For individual developers, the immediate benefit is reduced frustration with agents that ignore or misapply rules. By scoping rules to specific task types, developers report that agent outputs become more predictable and require fewer correction cycles.

For teams, the implications run deeper. The experience-logging feature creates an evolving knowledge base that captures tribal knowledge — the kind of 'watch out for this edge case' wisdom that typically lives only in senior developers' heads. New team members (and their AI agents) benefit from accumulated debugging lessons without anyone needing to write formal documentation.

The downstream-priority principle also has significant implications for organizations using standardized development templates. Engineering platform teams can distribute baseline agent rules while allowing individual product teams to override or extend those rules based on their specific needs.

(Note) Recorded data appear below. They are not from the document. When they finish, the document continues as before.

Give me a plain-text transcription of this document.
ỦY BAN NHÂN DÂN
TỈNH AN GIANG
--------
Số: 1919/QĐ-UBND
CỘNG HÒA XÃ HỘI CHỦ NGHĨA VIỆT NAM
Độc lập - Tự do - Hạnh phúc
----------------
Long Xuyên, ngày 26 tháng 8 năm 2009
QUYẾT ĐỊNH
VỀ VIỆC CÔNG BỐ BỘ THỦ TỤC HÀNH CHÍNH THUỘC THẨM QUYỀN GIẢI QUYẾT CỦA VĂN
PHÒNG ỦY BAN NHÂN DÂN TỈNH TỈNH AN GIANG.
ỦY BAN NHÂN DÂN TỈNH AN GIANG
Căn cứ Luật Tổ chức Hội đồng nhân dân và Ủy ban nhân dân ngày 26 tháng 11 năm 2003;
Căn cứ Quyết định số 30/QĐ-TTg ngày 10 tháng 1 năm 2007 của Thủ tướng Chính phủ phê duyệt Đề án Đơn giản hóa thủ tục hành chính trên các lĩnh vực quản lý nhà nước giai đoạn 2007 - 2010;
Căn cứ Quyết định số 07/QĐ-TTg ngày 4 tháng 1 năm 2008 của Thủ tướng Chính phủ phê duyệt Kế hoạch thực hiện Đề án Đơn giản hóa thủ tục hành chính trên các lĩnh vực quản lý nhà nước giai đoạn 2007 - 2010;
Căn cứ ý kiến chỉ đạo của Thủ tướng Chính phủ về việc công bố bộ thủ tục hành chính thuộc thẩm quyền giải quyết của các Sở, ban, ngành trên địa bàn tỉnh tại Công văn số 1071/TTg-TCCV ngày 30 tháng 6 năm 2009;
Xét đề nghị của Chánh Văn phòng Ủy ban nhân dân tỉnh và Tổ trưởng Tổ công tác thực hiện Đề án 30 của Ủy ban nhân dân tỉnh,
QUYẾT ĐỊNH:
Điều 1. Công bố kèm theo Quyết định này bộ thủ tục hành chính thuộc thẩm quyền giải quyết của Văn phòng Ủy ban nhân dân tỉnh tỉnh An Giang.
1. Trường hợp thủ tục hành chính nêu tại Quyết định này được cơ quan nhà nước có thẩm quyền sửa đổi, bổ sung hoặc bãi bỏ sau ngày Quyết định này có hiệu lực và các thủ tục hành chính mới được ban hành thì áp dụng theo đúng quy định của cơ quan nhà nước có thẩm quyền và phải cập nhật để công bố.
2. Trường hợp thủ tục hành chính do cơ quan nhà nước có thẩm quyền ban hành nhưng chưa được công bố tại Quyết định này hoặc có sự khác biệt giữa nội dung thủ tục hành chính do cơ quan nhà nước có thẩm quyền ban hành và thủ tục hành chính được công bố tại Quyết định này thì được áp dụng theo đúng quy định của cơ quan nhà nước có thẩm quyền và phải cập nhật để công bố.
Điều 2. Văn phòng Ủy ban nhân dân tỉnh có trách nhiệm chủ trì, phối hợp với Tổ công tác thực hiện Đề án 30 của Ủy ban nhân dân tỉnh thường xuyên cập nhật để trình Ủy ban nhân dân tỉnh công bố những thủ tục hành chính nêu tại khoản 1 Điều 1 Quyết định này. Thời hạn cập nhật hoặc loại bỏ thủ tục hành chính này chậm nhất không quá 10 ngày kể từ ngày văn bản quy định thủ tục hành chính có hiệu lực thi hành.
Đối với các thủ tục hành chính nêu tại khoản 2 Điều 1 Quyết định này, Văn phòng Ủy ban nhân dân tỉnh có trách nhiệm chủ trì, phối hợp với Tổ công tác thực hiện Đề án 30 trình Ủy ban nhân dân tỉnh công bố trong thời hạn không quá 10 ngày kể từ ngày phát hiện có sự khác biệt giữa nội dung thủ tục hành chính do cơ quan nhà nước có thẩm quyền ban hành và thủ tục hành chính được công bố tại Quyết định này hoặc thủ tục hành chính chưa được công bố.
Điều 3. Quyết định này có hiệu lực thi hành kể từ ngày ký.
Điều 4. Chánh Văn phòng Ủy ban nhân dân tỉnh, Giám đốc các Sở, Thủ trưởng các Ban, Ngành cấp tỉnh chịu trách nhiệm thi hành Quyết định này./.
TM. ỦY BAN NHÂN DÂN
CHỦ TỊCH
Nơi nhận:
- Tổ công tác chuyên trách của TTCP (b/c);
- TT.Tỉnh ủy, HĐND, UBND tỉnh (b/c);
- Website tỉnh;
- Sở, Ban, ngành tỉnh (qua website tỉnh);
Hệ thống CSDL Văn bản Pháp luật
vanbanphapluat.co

This mirrors the configuration inheritance patterns already common in tools like ESLint or Prettier, applied to AI agent behavior.

Looking Ahead: The Future of AI Agent Configuration

This project reflects a broader trend in the AI developer tools space: the shift from 'prompt engineering' to 'agent architecture engineering.' As AI coding assistants become more capable — Claude 4 and GPT-5 are expected later in 2025 — the bottleneck increasingly isn't model intelligence but context management.

Several developments suggest this space will see rapid evolution:

• Anthropic and OpenAI are both investing in agent frameworks that support persistent memory and task decomposition
• Cursor recently introduced more granular rule-scoping features in its latest updates
• The MCP (Model Context Protocol) ecosystem continues expanding, providing standardized ways for agents to access external context
• Open-source projects like this one are filling gaps that commercial tools haven't yet addressed

The skill-based-architecture project is still early-stage and community-driven, but it highlights a real gap in the current tooling landscape. As AI agents handle increasingly complex development tasks, the systems that manage their instructions will need to be just as sophisticated as the agents themselves.

Developers interested in exploring the framework can find the full source code and documentation on GitHub at WoJiSama/skill-based-architecture. The project welcomes contributions and feedback from teams dealing with similar rule-management challenges at scale.